You might say, “But I can’t just leave my desk to go walking at work!”

That’s where the Pomodoro Walking technique comes in.

The Pomodoro technique is a proven method to improve cognitive ability and focus. It involves 50 minutes of focused work followed by a 10-minute break.

Instead of using your break to scroll through your phone, why not take a 10-minute walk around the office? This simple habit can significantly increase your daily step count.

While the ideal daily step count is around 10,000, don’t stress if you’re starting with far fewer steps. Figure out your default step count and aim to increase it by 1,000 steps, or even 2,000 if you’re feeling ambitious.
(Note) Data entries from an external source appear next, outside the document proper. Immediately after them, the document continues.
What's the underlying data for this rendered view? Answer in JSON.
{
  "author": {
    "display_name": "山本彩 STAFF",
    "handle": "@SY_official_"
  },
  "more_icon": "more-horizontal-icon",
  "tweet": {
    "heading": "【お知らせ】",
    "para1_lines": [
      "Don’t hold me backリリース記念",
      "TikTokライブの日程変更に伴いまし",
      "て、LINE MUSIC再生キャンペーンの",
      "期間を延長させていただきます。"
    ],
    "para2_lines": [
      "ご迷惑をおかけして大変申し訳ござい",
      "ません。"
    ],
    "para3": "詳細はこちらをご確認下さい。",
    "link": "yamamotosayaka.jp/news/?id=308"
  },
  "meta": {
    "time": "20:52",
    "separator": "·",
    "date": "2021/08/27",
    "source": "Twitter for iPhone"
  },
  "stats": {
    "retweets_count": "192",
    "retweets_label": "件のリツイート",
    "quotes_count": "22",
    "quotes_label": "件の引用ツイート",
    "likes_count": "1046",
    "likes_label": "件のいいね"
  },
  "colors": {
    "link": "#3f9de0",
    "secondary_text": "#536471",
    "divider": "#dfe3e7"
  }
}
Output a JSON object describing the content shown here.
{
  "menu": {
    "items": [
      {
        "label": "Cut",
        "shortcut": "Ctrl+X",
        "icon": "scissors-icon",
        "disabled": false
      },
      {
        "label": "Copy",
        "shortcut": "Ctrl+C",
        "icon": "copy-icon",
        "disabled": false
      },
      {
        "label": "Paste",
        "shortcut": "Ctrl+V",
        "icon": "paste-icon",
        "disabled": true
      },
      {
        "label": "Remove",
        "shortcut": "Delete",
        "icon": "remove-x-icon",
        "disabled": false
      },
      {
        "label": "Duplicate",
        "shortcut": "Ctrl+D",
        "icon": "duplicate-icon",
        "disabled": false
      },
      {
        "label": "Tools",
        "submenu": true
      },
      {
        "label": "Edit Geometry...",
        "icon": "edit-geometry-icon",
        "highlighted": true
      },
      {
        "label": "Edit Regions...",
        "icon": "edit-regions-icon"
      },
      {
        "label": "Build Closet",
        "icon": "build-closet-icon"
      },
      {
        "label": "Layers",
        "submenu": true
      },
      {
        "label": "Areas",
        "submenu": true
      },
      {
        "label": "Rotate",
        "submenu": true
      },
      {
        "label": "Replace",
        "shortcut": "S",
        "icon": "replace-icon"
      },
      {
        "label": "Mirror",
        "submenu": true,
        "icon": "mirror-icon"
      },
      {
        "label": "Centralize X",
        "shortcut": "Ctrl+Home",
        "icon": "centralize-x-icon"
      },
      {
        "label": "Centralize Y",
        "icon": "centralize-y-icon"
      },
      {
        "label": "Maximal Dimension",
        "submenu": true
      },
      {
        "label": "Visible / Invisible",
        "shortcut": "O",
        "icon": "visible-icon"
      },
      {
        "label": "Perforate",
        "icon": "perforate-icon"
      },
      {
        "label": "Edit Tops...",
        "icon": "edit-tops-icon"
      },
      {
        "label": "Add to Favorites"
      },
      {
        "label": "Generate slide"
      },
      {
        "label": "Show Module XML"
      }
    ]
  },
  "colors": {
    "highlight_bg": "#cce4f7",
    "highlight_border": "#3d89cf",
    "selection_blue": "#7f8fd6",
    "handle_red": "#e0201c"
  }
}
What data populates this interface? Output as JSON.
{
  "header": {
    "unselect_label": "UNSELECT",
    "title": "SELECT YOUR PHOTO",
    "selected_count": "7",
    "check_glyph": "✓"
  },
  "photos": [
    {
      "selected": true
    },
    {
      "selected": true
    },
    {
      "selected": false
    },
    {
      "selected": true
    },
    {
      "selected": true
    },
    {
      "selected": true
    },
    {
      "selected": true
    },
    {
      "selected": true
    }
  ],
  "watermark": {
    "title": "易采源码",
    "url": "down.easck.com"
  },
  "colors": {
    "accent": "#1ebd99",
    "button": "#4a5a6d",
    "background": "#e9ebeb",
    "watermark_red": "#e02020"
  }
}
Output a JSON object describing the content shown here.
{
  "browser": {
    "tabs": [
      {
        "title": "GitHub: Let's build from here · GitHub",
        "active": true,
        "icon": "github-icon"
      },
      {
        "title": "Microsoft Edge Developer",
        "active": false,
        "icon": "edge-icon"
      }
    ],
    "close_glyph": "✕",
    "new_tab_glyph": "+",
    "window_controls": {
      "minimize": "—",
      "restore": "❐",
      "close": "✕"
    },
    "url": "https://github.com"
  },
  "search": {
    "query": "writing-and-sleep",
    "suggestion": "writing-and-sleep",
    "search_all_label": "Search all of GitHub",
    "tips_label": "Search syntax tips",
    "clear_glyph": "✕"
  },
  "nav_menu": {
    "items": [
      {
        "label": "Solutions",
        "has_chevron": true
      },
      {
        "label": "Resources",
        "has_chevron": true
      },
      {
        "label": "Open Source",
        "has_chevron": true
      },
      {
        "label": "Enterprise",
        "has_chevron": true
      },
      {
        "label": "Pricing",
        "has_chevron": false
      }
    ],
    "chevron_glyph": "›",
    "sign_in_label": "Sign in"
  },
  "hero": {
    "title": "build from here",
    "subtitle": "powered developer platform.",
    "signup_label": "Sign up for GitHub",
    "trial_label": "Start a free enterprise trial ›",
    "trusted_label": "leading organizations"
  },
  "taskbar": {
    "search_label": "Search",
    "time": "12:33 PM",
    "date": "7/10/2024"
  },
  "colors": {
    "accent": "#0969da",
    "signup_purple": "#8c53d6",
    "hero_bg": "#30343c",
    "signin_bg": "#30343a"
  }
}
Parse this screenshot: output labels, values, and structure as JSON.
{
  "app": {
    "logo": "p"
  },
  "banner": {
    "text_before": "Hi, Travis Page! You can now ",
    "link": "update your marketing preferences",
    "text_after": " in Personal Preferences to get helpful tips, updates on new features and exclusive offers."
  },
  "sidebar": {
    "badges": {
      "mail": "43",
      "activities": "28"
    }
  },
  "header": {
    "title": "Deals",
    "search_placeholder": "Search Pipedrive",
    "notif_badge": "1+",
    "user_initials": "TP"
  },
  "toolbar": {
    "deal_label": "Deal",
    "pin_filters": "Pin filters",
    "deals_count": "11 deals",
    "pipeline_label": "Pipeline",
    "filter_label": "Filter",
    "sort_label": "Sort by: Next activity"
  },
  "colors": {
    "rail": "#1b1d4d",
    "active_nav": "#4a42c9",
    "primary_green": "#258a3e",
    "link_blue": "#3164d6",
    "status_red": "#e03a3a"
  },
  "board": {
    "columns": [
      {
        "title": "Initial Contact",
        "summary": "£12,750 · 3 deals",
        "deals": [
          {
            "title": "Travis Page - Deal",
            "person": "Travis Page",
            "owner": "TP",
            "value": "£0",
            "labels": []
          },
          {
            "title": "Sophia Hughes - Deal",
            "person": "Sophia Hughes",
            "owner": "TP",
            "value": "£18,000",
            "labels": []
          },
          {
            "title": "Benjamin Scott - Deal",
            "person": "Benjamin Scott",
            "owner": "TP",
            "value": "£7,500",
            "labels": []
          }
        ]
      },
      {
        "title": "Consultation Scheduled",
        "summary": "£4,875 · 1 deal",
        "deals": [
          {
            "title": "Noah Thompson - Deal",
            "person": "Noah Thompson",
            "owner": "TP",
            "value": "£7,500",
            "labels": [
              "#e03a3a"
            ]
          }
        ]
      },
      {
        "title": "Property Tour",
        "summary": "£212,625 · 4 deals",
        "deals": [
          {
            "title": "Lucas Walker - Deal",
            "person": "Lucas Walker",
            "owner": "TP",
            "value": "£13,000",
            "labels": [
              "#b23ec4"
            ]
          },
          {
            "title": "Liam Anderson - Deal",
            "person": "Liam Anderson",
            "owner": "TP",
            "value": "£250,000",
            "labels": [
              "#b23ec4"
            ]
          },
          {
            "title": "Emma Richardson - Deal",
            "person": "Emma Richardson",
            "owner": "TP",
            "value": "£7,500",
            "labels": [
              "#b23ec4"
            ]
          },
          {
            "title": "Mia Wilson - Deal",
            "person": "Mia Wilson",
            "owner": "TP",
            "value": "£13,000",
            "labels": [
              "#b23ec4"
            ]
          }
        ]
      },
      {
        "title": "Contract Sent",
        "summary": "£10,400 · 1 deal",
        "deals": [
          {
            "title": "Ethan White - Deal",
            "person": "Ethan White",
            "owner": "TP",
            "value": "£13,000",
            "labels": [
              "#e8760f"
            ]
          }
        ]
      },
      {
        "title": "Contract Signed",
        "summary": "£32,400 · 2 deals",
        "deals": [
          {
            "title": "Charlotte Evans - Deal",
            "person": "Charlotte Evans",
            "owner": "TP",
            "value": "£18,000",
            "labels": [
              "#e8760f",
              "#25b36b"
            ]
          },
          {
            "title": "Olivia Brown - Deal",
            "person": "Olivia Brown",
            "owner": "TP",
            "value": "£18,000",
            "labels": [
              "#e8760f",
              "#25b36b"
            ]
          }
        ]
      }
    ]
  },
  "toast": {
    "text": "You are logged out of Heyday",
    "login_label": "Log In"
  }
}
Don’t underestimate the power of walking for weight loss. It’s incredibly effective for me and my clients.

Conclusion

At the end of the day, you have to prioritize your fitness. Don’t let your health and fitness come second.

Although I don’t have children, I understand that many of you have family responsibilities and need to put food on the table. But for me, I can’t imagine putting my job ahead of my health and body. No matter where I worked or what role I had within a company, I never put my work before my health and body. And my actions reflected that. I always worked out before my job started, forcing myself to wake up a few hours earlier to make sure I got my workout in.

A lot of my happiness comes from the confidence I feel, the respect I get from others, and the energy and passion I have for life—all because I take care of my health.

A job is something I can always replace, but my health and body are not.

If you start thinking this way, I have no doubt that you’ll get fit too. But for now, enjoy your weekend—and don’t forget to meal prep! Haha.